Homebuilding Stocks: Rising With Reason [View article]
Big On Credibility - Well, yes, the bottom will be round and will not be completely obvious until it has passed. And a "turnaround" for builders which implies increasing profits is different than a bottom which implies no more losses. Perhaps you haven't noticed the general inflation that surrounds us. The gov assisted by the Fed is not about to allow a depression style landing with 30% of all houses owned by banks which is what is required if prices are to continue to fall. They will do whatever is required. If they are unsuccessful, we will have much bigger problems than poor house prices. That's ok, we disagree, time will tell.
Homebuilding Stocks: Rising With Reason [View article]
A fine article, but it fails to mention perhaps the most important event to occur since the housing debacle began.
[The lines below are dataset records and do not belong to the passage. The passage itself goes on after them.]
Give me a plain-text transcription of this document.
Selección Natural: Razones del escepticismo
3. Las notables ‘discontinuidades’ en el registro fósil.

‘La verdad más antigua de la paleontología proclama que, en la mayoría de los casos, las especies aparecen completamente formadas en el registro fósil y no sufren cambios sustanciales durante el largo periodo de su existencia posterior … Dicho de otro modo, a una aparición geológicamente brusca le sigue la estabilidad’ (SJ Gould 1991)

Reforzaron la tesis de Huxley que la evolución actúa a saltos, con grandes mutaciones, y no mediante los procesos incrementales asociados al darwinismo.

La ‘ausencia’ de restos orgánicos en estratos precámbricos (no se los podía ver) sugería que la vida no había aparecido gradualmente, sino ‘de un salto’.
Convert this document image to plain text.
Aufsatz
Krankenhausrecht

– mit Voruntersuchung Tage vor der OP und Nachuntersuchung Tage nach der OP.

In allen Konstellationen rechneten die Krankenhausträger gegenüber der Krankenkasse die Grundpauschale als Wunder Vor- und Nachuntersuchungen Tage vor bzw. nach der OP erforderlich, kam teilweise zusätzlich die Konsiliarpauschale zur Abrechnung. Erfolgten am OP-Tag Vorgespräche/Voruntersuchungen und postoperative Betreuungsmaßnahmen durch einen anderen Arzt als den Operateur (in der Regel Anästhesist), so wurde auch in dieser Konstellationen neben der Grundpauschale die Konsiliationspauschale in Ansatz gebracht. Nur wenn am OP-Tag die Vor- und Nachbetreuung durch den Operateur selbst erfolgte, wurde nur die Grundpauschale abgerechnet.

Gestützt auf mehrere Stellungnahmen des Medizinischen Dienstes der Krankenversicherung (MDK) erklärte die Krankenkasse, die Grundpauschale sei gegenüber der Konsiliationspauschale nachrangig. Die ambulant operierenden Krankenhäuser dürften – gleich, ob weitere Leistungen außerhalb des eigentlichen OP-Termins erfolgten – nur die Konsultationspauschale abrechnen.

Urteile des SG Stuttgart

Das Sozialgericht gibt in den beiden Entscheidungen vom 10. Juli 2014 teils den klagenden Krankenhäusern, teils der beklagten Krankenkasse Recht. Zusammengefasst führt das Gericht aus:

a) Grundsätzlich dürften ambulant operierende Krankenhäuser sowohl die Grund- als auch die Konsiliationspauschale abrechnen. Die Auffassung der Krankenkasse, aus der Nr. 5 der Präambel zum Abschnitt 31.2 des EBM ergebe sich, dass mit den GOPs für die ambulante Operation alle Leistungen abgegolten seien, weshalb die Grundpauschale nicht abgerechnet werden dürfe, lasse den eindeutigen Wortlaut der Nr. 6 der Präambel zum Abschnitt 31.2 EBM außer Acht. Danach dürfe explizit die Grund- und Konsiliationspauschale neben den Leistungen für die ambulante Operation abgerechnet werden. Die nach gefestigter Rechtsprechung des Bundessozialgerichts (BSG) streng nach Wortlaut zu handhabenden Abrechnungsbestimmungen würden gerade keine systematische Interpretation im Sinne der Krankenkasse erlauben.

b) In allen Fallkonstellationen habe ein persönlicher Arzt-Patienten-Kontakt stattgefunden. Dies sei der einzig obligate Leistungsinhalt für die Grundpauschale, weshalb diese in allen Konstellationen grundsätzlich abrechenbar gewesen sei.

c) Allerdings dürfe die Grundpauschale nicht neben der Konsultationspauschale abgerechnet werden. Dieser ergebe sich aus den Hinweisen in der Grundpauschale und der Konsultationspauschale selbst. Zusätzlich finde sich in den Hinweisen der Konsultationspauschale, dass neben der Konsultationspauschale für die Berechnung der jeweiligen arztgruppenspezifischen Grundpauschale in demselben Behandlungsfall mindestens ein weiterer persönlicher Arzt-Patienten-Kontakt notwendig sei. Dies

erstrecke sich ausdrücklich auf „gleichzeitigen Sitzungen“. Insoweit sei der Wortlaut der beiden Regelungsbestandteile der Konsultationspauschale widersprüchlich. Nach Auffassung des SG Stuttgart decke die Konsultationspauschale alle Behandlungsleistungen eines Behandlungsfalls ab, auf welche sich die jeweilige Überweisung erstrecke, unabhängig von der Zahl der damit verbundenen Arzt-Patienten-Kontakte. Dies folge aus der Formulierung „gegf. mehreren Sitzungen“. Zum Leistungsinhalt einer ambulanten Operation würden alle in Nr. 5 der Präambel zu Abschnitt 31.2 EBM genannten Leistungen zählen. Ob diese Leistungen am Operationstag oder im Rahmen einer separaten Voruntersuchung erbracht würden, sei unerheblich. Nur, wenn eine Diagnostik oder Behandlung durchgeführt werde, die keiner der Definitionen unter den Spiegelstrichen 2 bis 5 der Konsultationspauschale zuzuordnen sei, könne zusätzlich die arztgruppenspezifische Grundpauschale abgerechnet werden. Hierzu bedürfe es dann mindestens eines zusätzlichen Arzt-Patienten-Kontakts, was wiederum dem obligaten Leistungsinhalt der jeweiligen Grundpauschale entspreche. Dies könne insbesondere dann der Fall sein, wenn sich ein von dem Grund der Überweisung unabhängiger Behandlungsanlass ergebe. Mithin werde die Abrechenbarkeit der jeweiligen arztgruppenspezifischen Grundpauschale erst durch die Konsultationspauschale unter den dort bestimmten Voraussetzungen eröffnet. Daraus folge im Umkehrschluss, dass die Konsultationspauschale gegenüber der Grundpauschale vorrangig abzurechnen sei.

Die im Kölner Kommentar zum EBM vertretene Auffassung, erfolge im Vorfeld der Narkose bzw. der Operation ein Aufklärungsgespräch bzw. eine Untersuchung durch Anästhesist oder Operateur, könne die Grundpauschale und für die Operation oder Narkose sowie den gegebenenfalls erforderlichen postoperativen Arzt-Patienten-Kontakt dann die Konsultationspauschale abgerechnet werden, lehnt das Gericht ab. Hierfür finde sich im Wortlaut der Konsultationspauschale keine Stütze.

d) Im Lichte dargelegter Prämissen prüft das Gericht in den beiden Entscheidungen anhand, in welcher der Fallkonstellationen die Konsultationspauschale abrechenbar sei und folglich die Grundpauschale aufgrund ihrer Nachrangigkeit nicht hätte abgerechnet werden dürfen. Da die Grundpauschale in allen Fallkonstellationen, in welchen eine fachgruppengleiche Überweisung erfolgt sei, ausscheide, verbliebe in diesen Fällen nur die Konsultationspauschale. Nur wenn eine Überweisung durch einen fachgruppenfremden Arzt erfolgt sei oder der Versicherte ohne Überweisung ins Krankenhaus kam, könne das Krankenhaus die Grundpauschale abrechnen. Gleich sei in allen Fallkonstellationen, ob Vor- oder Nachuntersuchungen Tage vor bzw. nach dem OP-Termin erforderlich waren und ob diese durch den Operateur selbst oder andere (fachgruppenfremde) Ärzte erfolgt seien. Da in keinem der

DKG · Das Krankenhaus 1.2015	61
Last week the rate of home building finally fell below the rate of household formation. This doesn't even include the fact that houses are continually being removed from the market due to obsolescence. From now on, every day that passes will mean there will be fewer vacant houses available on the market. Very soon all those home buyers who have been holding back waiting for the bottom will realize the bottom has already passed. Of course this is a total national event. One can expect the recovery to be geographically uneven. The places with the largest actual oversupply will be the last to recover. The nice houses near the beach in sunny California have already passed the bottom. Michigan may have a ways to go. If you are thinking of perhaps buying yourself a housing stock or a new home, you better get busy with your homework. As these houses are soaked up, the next housing shortage is in the process of creation. The housing market is inherently unstable.
How Ivory Tower Economists Created the Housing Bubble [View article]
For Keithp -
Yes, this article leaves out a great deal and still is too long. Yes, all RE is local, but the total aggregate demand for our nation is pretty fixed. Those people leaving one area simply boost demand (and rents/prices) in the area they move to. In a stable, nationwide RE market, these forces will balance out as capital flows from one area to another. If the gov would track the aggregate national demand and resulting prices properly it would solve many problems.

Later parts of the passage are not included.